Calculating intersection point of two tangents on one circle?

Question

I tried using a raycasting-style function to do it but can't get any maintainable results. I'm trying to calculate the intersection between two tangents on one circle. This picture should help explain, http://oi54.tinypic.com/e6y62f.jpg .. I've googled + searched stackoverflow about this problem but can't find anything similar to this problem. Any help?

Answer 1

Well, if your variables are:

C = (cx, cy) - Circle center
A = (x1, y1) - Tangent point 1
B = (x2, y2) - Tangent point 2

The lines from the circle center to the two points A and B are CA = A - C and CB = B - C respectively.

You know that a tangent is perpendicular to the line from the center. In 2D, to get a line perpendicular to a vector (x, y) you just take (y, -x) (or (-y, x))

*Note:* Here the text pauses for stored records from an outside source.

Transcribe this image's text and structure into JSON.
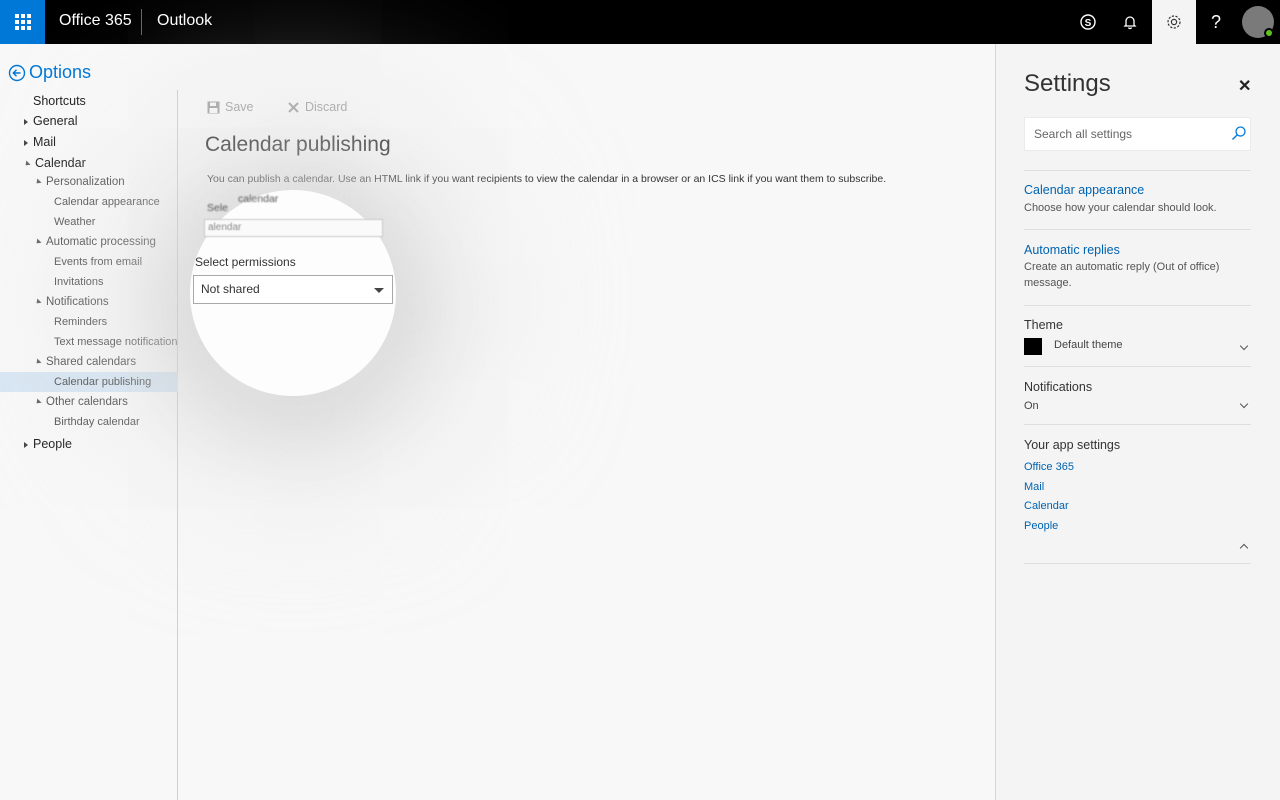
{
  "topbar": {
    "brand": "Office 365",
    "app": "Outlook"
  },
  "leftnav": {
    "back_label": "Options",
    "items": [
      {
        "label": "Shortcuts",
        "level": 0
      },
      {
        "label": "General",
        "level": 0
      },
      {
        "label": "Mail",
        "level": 0
      },
      {
        "label": "Calendar",
        "level": 0
      },
      {
        "label": "Personalization",
        "level": 1
      },
      {
        "label": "Calendar appearance",
        "level": 2
      },
      {
        "label": "Weather",
        "level": 2
      },
      {
        "label": "Automatic processing",
        "level": 1
      },
      {
        "label": "Events from email",
        "level": 2
      },
      {
        "label": "Invitations",
        "level": 2
      },
      {
        "label": "Notifications",
        "level": 1
      },
      {
        "label": "Reminders",
        "level": 2
      },
      {
        "label": "Text message notifications",
        "level": 2
      },
      {
        "label": "Shared calendars",
        "level": 1
      },
      {
        "label": "Calendar publishing",
        "level": 2,
        "selected": true
      },
      {
        "label": "Other calendars",
        "level": 1
      },
      {
        "label": "Birthday calendar",
        "level": 2
      },
      {
        "label": "People",
        "level": 0
      }
    ]
  },
  "main": {
    "save_label": "Save",
    "discard_label": "Discard",
    "title": "Calendar publishing",
    "description": "You can publish a calendar. Use an HTML link if you want recipients to view the calendar in a browser or an ICS link if you want them to subscribe.",
    "select_calendar_label_partial": "Sele",
    "select_calendar_overlay_text": "calendar",
    "select_calendar_value_partial": "alendar",
    "permissions_label": "Select permissions",
    "permissions_value": "Not shared"
  },
  "settings": {
    "title": "Settings",
    "search_placeholder": "Search all settings",
    "calendar_appearance": {
      "link": "Calendar appearance",
      "desc": "Choose how your calendar should look."
    },
    "automatic_replies": {
      "link": "Automatic replies",
      "desc": "Create an automatic reply (Out of office) message."
    },
    "theme": {
      "heading": "Theme",
      "value": "Default theme",
      "swatch_color": "#000000"
    },
    "notifications": {
      "heading": "Notifications",
      "value": "On"
    },
    "app_settings": {
      "heading": "Your app settings",
      "links": [
        "Office 365",
        "Mail",
        "Calendar",
        "People"
      ]
    }
  },
  "colors": {
    "accent": "#0078d7",
    "link": "#0063b1",
    "topbar": "#000000",
    "selected_nav": "#d8e6f3",
    "presence": "#5dc21e"
  }
}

So your two (parametric) tangent lines are:

L1(u) = A + u * (CA.y, -CA.x)
      = (A.x + u * CA.y, A.y - u * CA.x)

L2(v) = B + v * (CB.y, -CB.x)
      = (B.x + v * CB.y, B.x - v * CB.x)

Then to calculate the intersection of two lines you just need to use standard intersection tests.

Answer 2

The answer by Peter Alexander assumes that you know the center of the circle, which is not obvious from your figure http://oi54.tinypic.com/e6y62f.jpg. Here is a solution without knowing the center:

The point C (in your figure) is the intersection of the tangent at A(x, y) with the line L perpendicular to AB, cutting AB into halves. A parametric equation for the line L can be derived as follows:

The middle point of AB is M = ((x+x2)/2, (y+y2)/2), where B(x2, y2). The vector perpendicular to AB is N = (y2-y, x-x2). The vector equation of the line L is hence L(t) = M + t N, where t is a real number.